Selling Access to You: Facebook Experiments with Personal Data

  • Facebook is getting pressure from privacy advocates to lock down user information while also receiving a push from investors to ramp up digital advertising. In a move that reportedly complies with privacy laws, Facebook has released new ad offerings that allow marketers to more effectively target users.
  • One method uses email addresses and phone numbers listed on profiles. Another option, called retargeting, pulls information from Internet surfing outside of the social network to be “retargeted” as ads.
  • Facebook has also teamed up with data-mining company Datalogix to study the correlation between Facebook ads and users’ shopping habits at brick-and-mortar stores. According to Facebook, the research shows every dollar spent on its advertising equates to $3 in incremental sales.
  • Using its massive user data, Facebook has also expanded its ads to other websites and apps. “Analysts think the experiments point to Facebook eventually establishing its own advertising network, making Facebook ads omnipresent across the Web and smartphones,” reports the Wall Street Journal.

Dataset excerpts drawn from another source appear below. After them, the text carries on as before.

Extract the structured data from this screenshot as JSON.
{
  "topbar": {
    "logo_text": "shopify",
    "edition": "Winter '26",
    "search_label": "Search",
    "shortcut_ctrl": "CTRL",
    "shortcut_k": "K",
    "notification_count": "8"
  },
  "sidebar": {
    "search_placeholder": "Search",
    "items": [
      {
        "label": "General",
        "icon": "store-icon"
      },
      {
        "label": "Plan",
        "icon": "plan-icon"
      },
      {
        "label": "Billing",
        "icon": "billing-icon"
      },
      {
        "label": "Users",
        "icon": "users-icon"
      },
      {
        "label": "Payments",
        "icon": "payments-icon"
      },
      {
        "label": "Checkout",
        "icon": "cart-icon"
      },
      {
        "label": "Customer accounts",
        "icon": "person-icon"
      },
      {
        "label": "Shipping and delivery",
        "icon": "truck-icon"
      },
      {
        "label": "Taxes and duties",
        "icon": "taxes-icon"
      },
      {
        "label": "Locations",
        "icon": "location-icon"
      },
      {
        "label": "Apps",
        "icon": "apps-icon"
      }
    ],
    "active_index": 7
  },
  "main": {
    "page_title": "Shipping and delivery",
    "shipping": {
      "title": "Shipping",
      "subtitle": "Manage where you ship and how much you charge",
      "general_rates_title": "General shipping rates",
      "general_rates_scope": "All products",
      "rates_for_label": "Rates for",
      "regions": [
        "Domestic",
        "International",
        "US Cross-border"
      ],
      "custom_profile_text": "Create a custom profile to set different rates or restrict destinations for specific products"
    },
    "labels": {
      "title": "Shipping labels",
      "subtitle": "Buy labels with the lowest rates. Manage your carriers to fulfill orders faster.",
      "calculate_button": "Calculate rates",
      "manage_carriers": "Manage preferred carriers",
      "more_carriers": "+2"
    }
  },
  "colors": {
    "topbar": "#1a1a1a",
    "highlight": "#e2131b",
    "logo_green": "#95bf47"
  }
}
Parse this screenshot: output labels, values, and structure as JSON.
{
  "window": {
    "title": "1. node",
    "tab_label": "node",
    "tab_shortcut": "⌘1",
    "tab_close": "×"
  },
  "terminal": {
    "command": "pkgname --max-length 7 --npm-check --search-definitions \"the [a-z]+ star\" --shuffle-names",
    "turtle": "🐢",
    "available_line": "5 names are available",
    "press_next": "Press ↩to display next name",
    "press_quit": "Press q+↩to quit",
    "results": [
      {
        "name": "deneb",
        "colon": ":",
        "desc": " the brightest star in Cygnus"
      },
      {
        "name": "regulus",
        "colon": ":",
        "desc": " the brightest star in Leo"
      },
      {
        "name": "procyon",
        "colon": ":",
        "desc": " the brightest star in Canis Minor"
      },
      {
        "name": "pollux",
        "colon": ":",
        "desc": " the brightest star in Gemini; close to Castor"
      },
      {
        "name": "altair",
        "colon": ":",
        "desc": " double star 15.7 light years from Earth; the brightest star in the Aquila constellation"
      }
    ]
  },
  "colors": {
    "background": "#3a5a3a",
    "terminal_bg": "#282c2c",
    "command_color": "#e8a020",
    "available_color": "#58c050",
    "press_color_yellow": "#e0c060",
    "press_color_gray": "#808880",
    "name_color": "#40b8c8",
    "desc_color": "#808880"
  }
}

  • Even though some of Facebook’s new methods aren’t new to the world of online advertising, privacy concerns have been raised. “Facebook maintains it doesn’t sell data about individual users to advertisers, or even let them directly see the data,” notes the article. “But privacy advocates say Facebook deserves special scrutiny because it has in many cases more personal information about people’s real identities than other Internet companies, raising the potential for abuse.”
  • Better-targeted ads have better click-through rates, and retargeting has shown increased ROI.